Ce qui n'est pas arrivé : il n'y a pas eu vraiment de guerre. Entendons-nous. Il y a eu bien sûr les tapis de bombes intelligentes qui perdaient parfois, un peu trop souvent, la tête et décidaient de tomber sur un marché public. Au sol cependant, il n'y a pas eu d'affrontement entre deux armées. La raison en est simple et les États-Unis le savaient, Saddam n'avait ni armée, ni soldats aguerris, ni équipements modernes.

Tout cela était parti en fumée et en ferraille lors de la guerre de 1991. Si guerre il y a eu, ce fut un peu comme une coupe Stanley disputée entre les Sénateurs d'Ottawa et les Moustiques de Saint Clet.

On nous avait prédit le feu et le sang, la politique de la terre brûlée, le cataclysme chimique, l'horreur botulique. Rien de cela n'est survenu. Le raïs n'a pas mis le feu aux installations pétrolifères. Pourtant, il en aurait eu le temps. Il n'a pas pratiqué la politique de la terre brûlée, il a tout simplement vidé le terrain. Doté d'un arsenal chimique et biologique qui menaçait la planète, y compris les très lointains États-Unis, il a semble-t-il oublié de l'utiliser. Ses missiles sont demeurés sur leurs rampes de lancement et seul un gros pétard mouillé, une antiquité chinoise, s'est abattu sur un centre commercial. Pas un seul Scud ne s'est envolé vers Israël.

Vaccins au placard

Chez nos voisins, on a abaissé la cote d'alerte interne et remisé dans les placards les vaccins contre la variole et les rubans adhésifs qui devaient protéger les civils américains d'attaques au gaz. Une seule bombe d'al-Qaïda : une bande vidéo. Aurait-on oublié de nous dire que la guerre contre l'hydre Oussama avait été gagnée ?

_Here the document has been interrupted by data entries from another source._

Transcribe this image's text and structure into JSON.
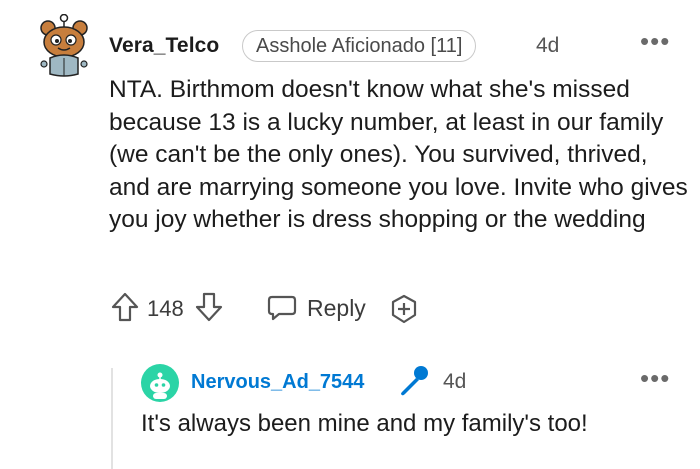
{
  "top_comment": {
    "username": "Vera_Telco",
    "flair": "Asshole Aficionado [11]",
    "age": "4d",
    "more_label": "•••",
    "body": "NTA. Birthmom doesn't know what she's missed because 13 is a lucky number, at least in our family (we can't be the only ones). You survived, thrived, and are marrying someone you love. Invite who gives you joy whether is dress shopping or the wedding",
    "score": "148",
    "reply_label": "Reply",
    "avatar_icon": "snoo-bear-avatar",
    "upvote_icon": "upvote-arrow",
    "downvote_icon": "downvote-arrow",
    "reply_icon": "speech-bubble",
    "award_icon": "plus-award"
  },
  "reply_comment": {
    "username": "Nervous_Ad_7544",
    "age": "4d",
    "more_label": "•••",
    "body": "It's always been mine and my family's too!",
    "avatar_icon": "snoo-avatar",
    "badge_icon": "microphone",
    "accent_color": "#0079d3",
    "avatar_color": "#2bd4a6"
  }
}
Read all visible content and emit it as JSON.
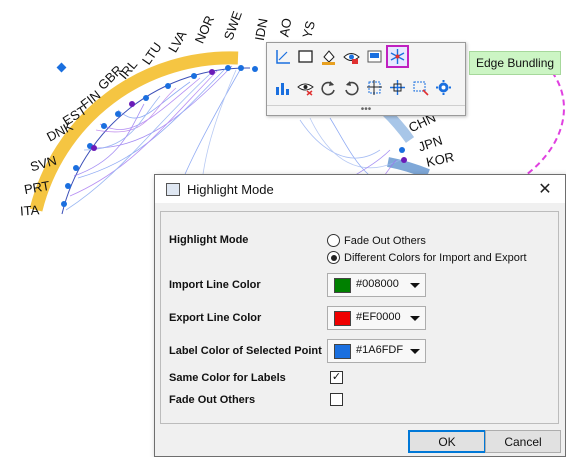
{
  "chart": {
    "labels_left": [
      "SWE",
      "NOR",
      "LVA",
      "LTU",
      "IRL",
      "GBR",
      "FIN",
      "EST",
      "DNK",
      "SVN",
      "PRT",
      "ITA"
    ],
    "labels_top": [
      "IDN",
      "AO",
      "YS"
    ],
    "labels_right": [
      "CHN",
      "JPN",
      "KOR"
    ]
  },
  "toolbar": {
    "tooltip": "Edge Bundling",
    "grip": "•••",
    "row1_icons": [
      "axis-icon",
      "rectangle-icon",
      "fill-icon",
      "eye-icon",
      "label-box-icon",
      "edge-bundling-icon"
    ],
    "row2_icons": [
      "bar-chart-icon",
      "hide-icon",
      "rotate-left-icon",
      "rotate-right-icon",
      "resize-icon",
      "move-icon",
      "select-icon",
      "settings-icon"
    ]
  },
  "dialog": {
    "title": "Highlight Mode",
    "close": "✕",
    "highlight_mode_label": "Highlight Mode",
    "option_fade": "Fade Out Others",
    "option_diff": "Different Colors for Import and Export",
    "import_label": "Import Line Color",
    "import_value": "#008000",
    "export_label": "Export Line Color",
    "export_value": "#EF0000",
    "label_color_label": "Label Color of Selected Point",
    "label_color_value": "#1A6FDF",
    "same_color_label": "Same Color for Labels",
    "same_color_check": "✓",
    "fade_out_label": "Fade Out Others",
    "ok": "OK",
    "cancel": "Cancel"
  },
  "colors": {
    "import_swatch": "#008000",
    "export_swatch": "#EF0000",
    "label_swatch": "#1A6FDF",
    "ring": "#F5C542",
    "accent": "#E040E0"
  }
}
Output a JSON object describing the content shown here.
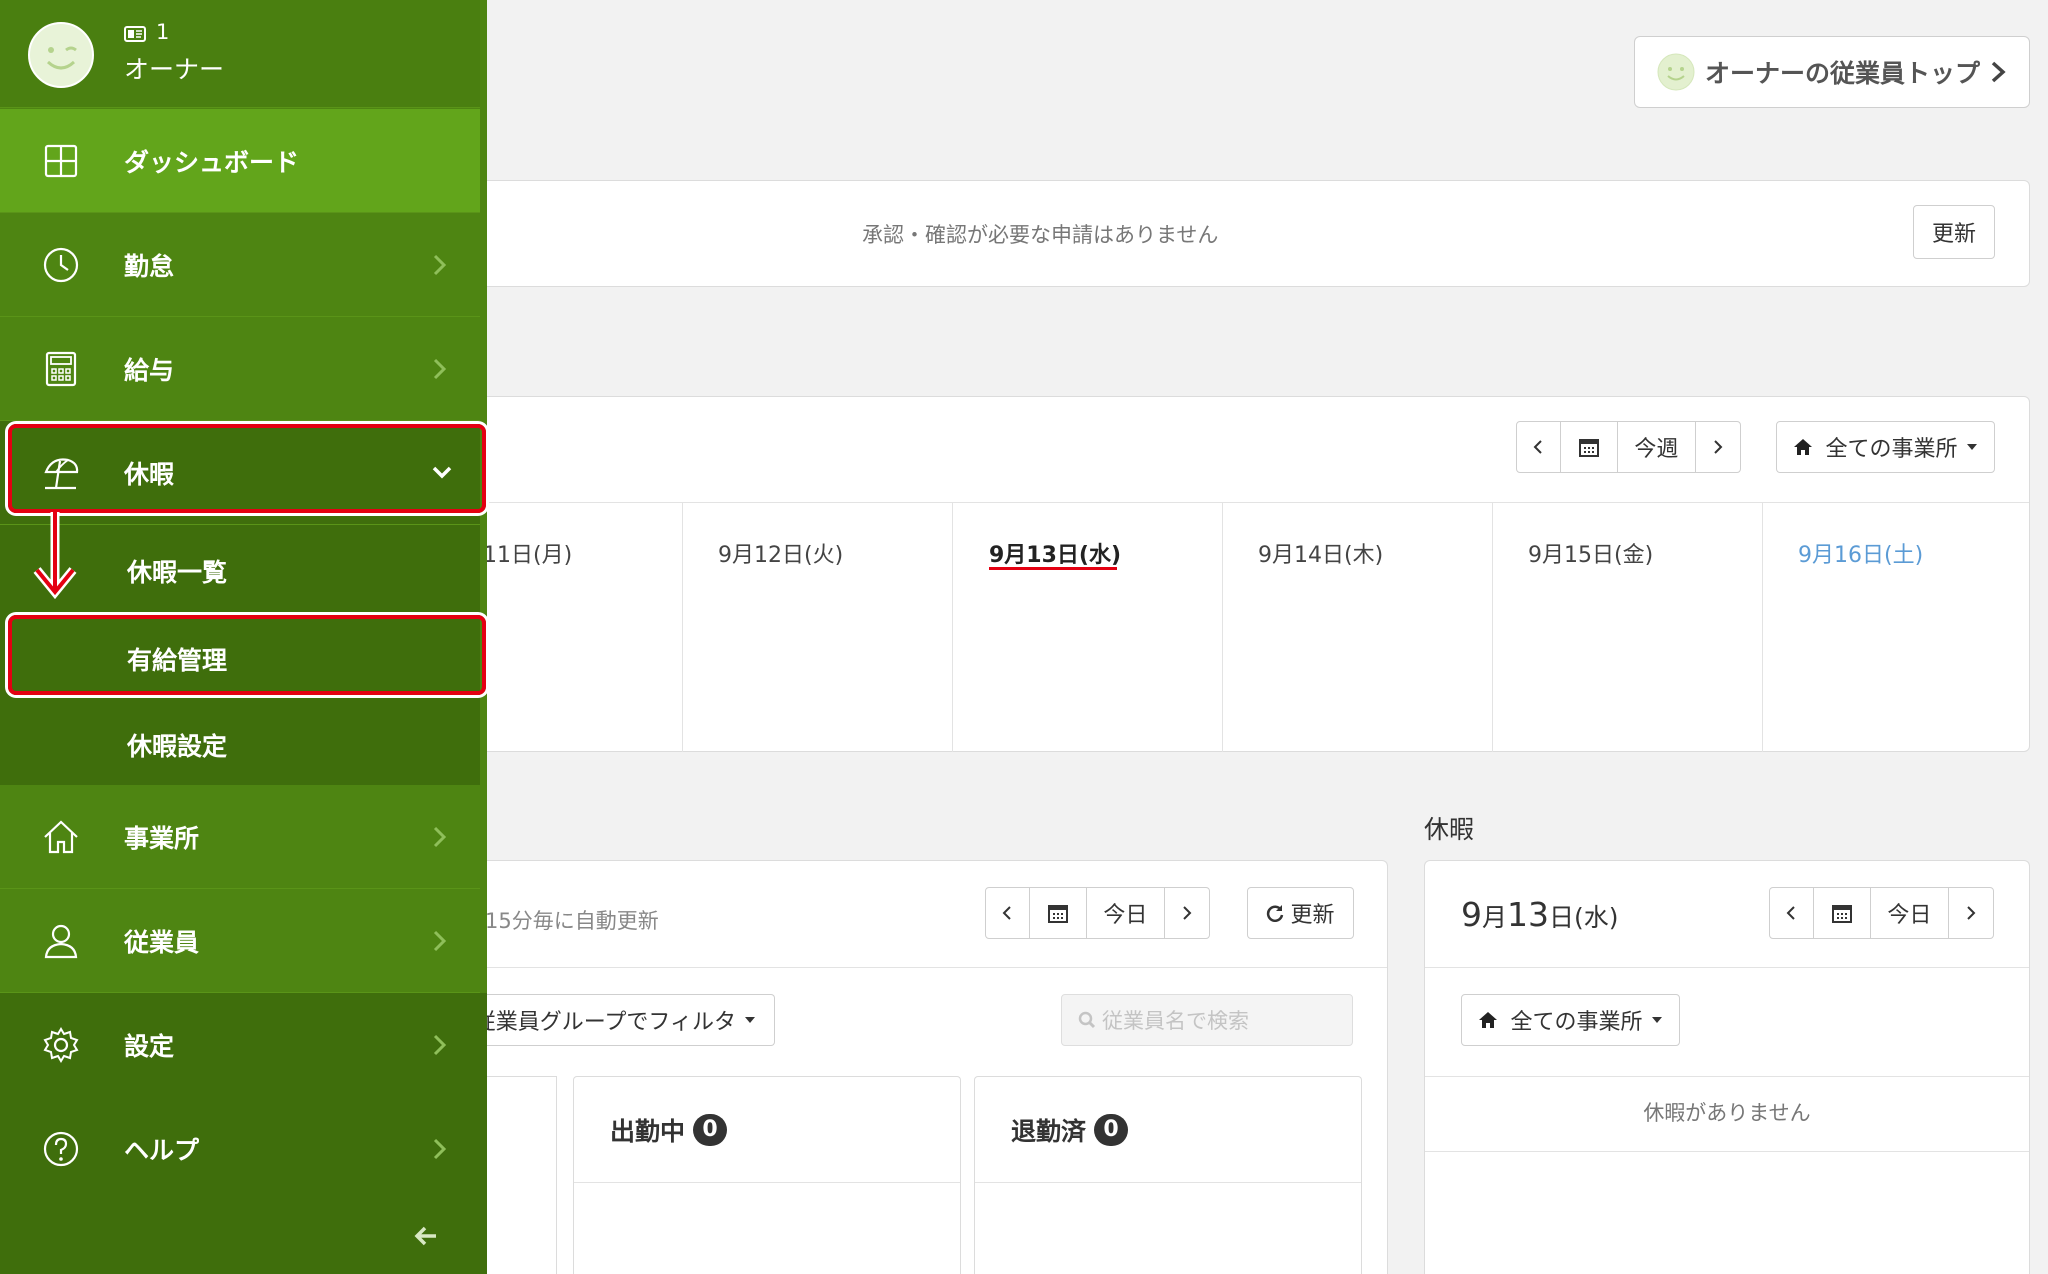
{
  "user": {
    "id_number": "1",
    "name": "オーナー"
  },
  "sidebar": {
    "items": [
      {
        "label": "ダッシュボード",
        "icon": "dashboard-icon"
      },
      {
        "label": "勤怠",
        "icon": "clock-icon"
      },
      {
        "label": "給与",
        "icon": "calculator-icon"
      },
      {
        "label": "休暇",
        "icon": "umbrella-icon"
      },
      {
        "label": "事業所",
        "icon": "home-icon"
      },
      {
        "label": "従業員",
        "icon": "person-icon"
      },
      {
        "label": "設定",
        "icon": "gear-icon"
      },
      {
        "label": "ヘルプ",
        "icon": "help-icon"
      }
    ],
    "leave_submenu": [
      "休暇一覧",
      "有給管理",
      "休暇設定"
    ],
    "collapse_icon": "arrow-left-icon"
  },
  "header": {
    "employee_top_button": "オーナーの従業員トップ"
  },
  "approvals": {
    "message": "承認・確認が必要な申請はありません",
    "refresh_label": "更新"
  },
  "week": {
    "this_week_label": "今週",
    "office_filter": "全ての事業所",
    "days": [
      "11日(月)",
      "9月12日(火)",
      "9月13日(水)",
      "9月14日(木)",
      "9月15日(金)",
      "9月16日(土)"
    ]
  },
  "attendance": {
    "auto_refresh_note": "15分毎に自動更新",
    "today_label": "今日",
    "refresh_label": "更新",
    "group_filter": "従業員グループでフィルタ",
    "search_placeholder": "従業員名で検索",
    "columns": [
      {
        "label": "出勤中",
        "count": "0"
      },
      {
        "label": "退勤済",
        "count": "0"
      }
    ]
  },
  "leave_panel": {
    "section_title": "休暇",
    "date_month": "9",
    "date_month_suffix": "月",
    "date_day": "13",
    "date_day_suffix": "日(水)",
    "today_label": "今日",
    "office_filter": "全ての事業所",
    "empty_message": "休暇がありません"
  },
  "colors": {
    "sidebar_green": "#4e8512",
    "active_green": "#62a51b",
    "highlight_red": "#e40012",
    "today_underline": "#e40012",
    "saturday_blue": "#5b9bd5",
    "badge_dark": "#333333"
  }
}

Sur le terrain, tous les services essentiels ont été paralysés, les édifices publics détruits, les musées pillés. Seul le ministère du Pétrole a été protégé. Ce qui n'est pas arrivé : l'eau à Bassora, des hôpitaux qui fonctionnent. Rumsfeld avait évoqué des centaines de milliers d'Irakiens criant leur joie, un peu comme en France lors de l'arrivée des troupes alliées en Normandie. CNN, pour rendre réelle la prophétie, repasse en boucle depuis deux semaines la chute de la statue de Saddam devant l'hôtel Palestine.

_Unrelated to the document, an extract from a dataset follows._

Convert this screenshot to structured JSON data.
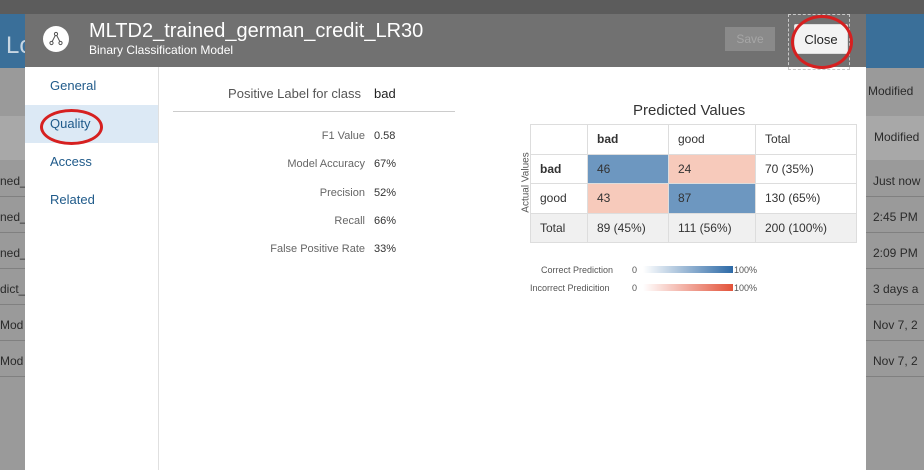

Très rapidement, toutes les composantes de la société irakienne devaient se retrouver unies dans de grandes palabres constructives. Ce n'est pas arrivé. Seuls participent aux négociations pour s'arracher le pactole irakien des exilés de longue date qui ne représentent que des Irakiens qui ne vivent pas en Irak et qui n'ont pas l'intention d'y retourner. Interdits de palabres sont tous ceux qui ont le plus pâti de la dictature de Saddam, ces chiites qui rongent leur frein islamique et radical depuis que Saddam a pris le pouvoir.

Quadrature du cercle

Voilà un paradoxe, une quadrature du cercle qui fascine. Comment faire la démocratie en Irak tout en interdisant que les représentants de 60 % de la population irakienne y participent ?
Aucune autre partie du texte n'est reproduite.